Light and fluffy with just the right amount of chocolate, this buttercream is the perfect for spreading, dolloping and piping.

This recipe makes enough buttercream to pipe onto 12 cupcakes, cover a 1 layer 20cm cake, or ice the top of a 20cm x 30cm sheet cake

10 min
12 cupcakes


  1. 250g unsalted butter, softened

  2. 3 cups (450g) icing sugar

  3. ½ cup (60g) cocoa powder

  4. ¼ cup (60ml) full cream milk

  5. 2 tsp Queen Natural Vanilla Extract


  1. Step 1

    In the bowl of a stand mixer fitted with the paddle attachment, beat butter until lightened in colour, about 3 minutes.

  2. Step 2

    Add icing sugar, cocoa and milk and mix on low until just incorporated. Beat on high for 5 minutes until light and fluffy.

  3. Step 3

    Add Vanilla Extract and mix to incorporate.

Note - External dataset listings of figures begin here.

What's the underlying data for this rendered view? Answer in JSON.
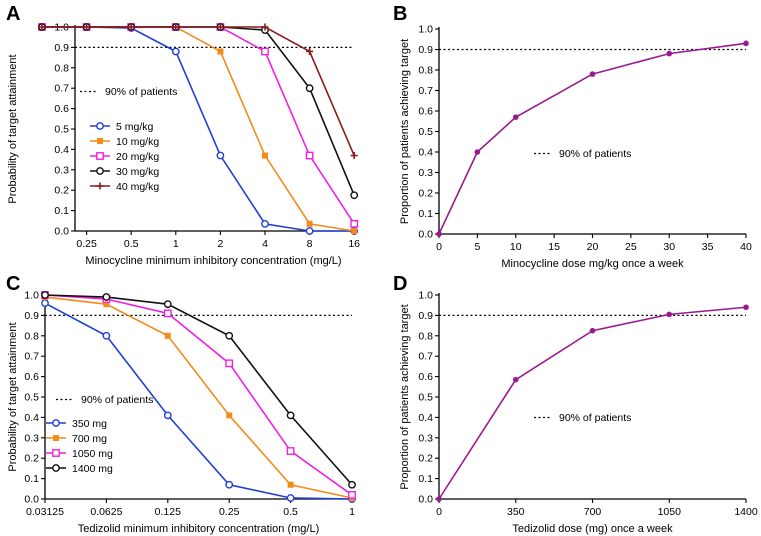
{
  "chart_data": [
    {
      "panel": "A",
      "type": "line",
      "xlabel": "Minocycline minimum inhibitory concentration (mg/L)",
      "ylabel": "Probability of target attainment",
      "ylim": [
        0,
        1
      ],
      "categories": [
        "",
        "0.25",
        "0.5",
        "1",
        "2",
        "4",
        "8",
        "16"
      ],
      "yticks": [
        "0.0",
        "0.1",
        "0.2",
        "0.3",
        "0.4",
        "0.5",
        "0.6",
        "0.7",
        "0.8",
        "0.9",
        "1.0"
      ],
      "reference": {
        "y": 0.9,
        "label": "90% of patients"
      },
      "series": [
        {
          "name": "5 mg/kg",
          "color": "#1f3fd6",
          "marker": "circle",
          "values": [
            1.0,
            1.0,
            0.995,
            0.88,
            0.37,
            0.035,
            0.0,
            0.0
          ]
        },
        {
          "name": "10 mg/kg",
          "color": "#f28c1a",
          "marker": "square-filled",
          "values": [
            1.0,
            1.0,
            1.0,
            1.0,
            0.88,
            0.37,
            0.035,
            0.0
          ]
        },
        {
          "name": "20 mg/kg",
          "color": "#f020e0",
          "marker": "square-open",
          "values": [
            1.0,
            1.0,
            1.0,
            1.0,
            1.0,
            0.88,
            0.37,
            0.035
          ]
        },
        {
          "name": "30 mg/kg",
          "color": "#111111",
          "marker": "circle",
          "values": [
            1.0,
            1.0,
            1.0,
            1.0,
            1.0,
            0.985,
            0.7,
            0.175
          ]
        },
        {
          "name": "40 mg/kg",
          "color": "#8b1a1a",
          "marker": "plus",
          "values": [
            1.0,
            1.0,
            1.0,
            1.0,
            1.0,
            1.0,
            0.88,
            0.37
          ]
        }
      ]
    },
    {
      "panel": "B",
      "type": "line",
      "xlabel": "Minocycline dose mg/kg once a week",
      "ylabel": "Proportion of patients achieving target",
      "xlim": [
        0,
        40
      ],
      "ylim": [
        0,
        1
      ],
      "xticks": [
        "0",
        "5",
        "10",
        "15",
        "20",
        "25",
        "30",
        "35",
        "40"
      ],
      "yticks": [
        "0.0",
        "0.1",
        "0.2",
        "0.3",
        "0.4",
        "0.5",
        "0.6",
        "0.7",
        "0.8",
        "0.9",
        "1.0"
      ],
      "reference": {
        "y": 0.9,
        "label": "90% of patients"
      },
      "series": [
        {
          "name": "Minocycline",
          "color": "#9b1a8e",
          "x": [
            0,
            5,
            10,
            20,
            30,
            40
          ],
          "values": [
            0.0,
            0.4,
            0.57,
            0.78,
            0.88,
            0.93
          ]
        }
      ]
    },
    {
      "panel": "C",
      "type": "line",
      "xlabel": "Tedizolid minimum inhibitory concentration (mg/L)",
      "ylabel": "Probability of target attainment",
      "ylim": [
        0,
        1
      ],
      "categories": [
        "0.03125",
        "0.0625",
        "0.125",
        "0.25",
        "0.5",
        "1"
      ],
      "yticks": [
        "0.0",
        "0.1",
        "0.2",
        "0.3",
        "0.4",
        "0.5",
        "0.6",
        "0.7",
        "0.8",
        "0.9",
        "1.0"
      ],
      "reference": {
        "y": 0.9,
        "label": "90% of patients"
      },
      "series": [
        {
          "name": "350 mg",
          "color": "#1f3fd6",
          "marker": "circle",
          "values": [
            0.96,
            0.8,
            0.41,
            0.07,
            0.005,
            0.0
          ]
        },
        {
          "name": "700 mg",
          "color": "#f28c1a",
          "marker": "square-filled",
          "values": [
            0.99,
            0.955,
            0.8,
            0.41,
            0.07,
            0.005
          ]
        },
        {
          "name": "1050 mg",
          "color": "#f020e0",
          "marker": "square-open",
          "values": [
            1.0,
            0.98,
            0.91,
            0.665,
            0.235,
            0.02
          ]
        },
        {
          "name": "1400 mg",
          "color": "#111111",
          "marker": "circle",
          "values": [
            1.0,
            0.99,
            0.955,
            0.8,
            0.41,
            0.07
          ]
        }
      ]
    },
    {
      "panel": "D",
      "type": "line",
      "xlabel": "Tedizolid dose (mg) once a week",
      "ylabel": "Proportion of patients achieving target",
      "xlim": [
        0,
        1400
      ],
      "ylim": [
        0,
        1
      ],
      "xticks": [
        "0",
        "350",
        "700",
        "1050",
        "1400"
      ],
      "yticks": [
        "0.0",
        "0.1",
        "0.2",
        "0.3",
        "0.4",
        "0.5",
        "0.6",
        "0.7",
        "0.8",
        "0.9",
        "1.0"
      ],
      "reference": {
        "y": 0.9,
        "label": "90% of patients"
      },
      "series": [
        {
          "name": "Tedizolid",
          "color": "#9b1a8e",
          "x": [
            0,
            350,
            700,
            1050,
            1400
          ],
          "values": [
            0.0,
            0.585,
            0.825,
            0.905,
            0.94
          ]
        }
      ]
    }
  ]
}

To top a single layer 20cm cake or to spread over cupcakes:

125g butter, room temperature

1 ½ cups (225g) icing sugar, sifted

¼ cup (30g) cocoa powder

1 ½ tbsp (30ml) full cream milk

2 tsp Queen Natural Vanilla Extract


To make enough to fill and cover a 2 layer cake:

375g unsalted butter, softened

4 ½ cups (675g) icing sugar

¾ cup (95g) cocoa powder

1/3 cup (80ml) full cream milk

4 tsp Queen Natural Vanilla Extract


Double recipe to make enough to fill and cover a 3 layer cake.

500g butter, room temperature

6 cups (900g) icing sugar

1 cup (125g) cocoa powder

1/2 cup (125ml) full cream milk

6 tsp Queen Natural Vanilla Extract


For flavoured buttercream:
Queen Rosewater Essence and Queen Peppermint Extract are delicious additions to this chocolate buttercream. Add 2-3 tsp or to taste per single batch or buttercream.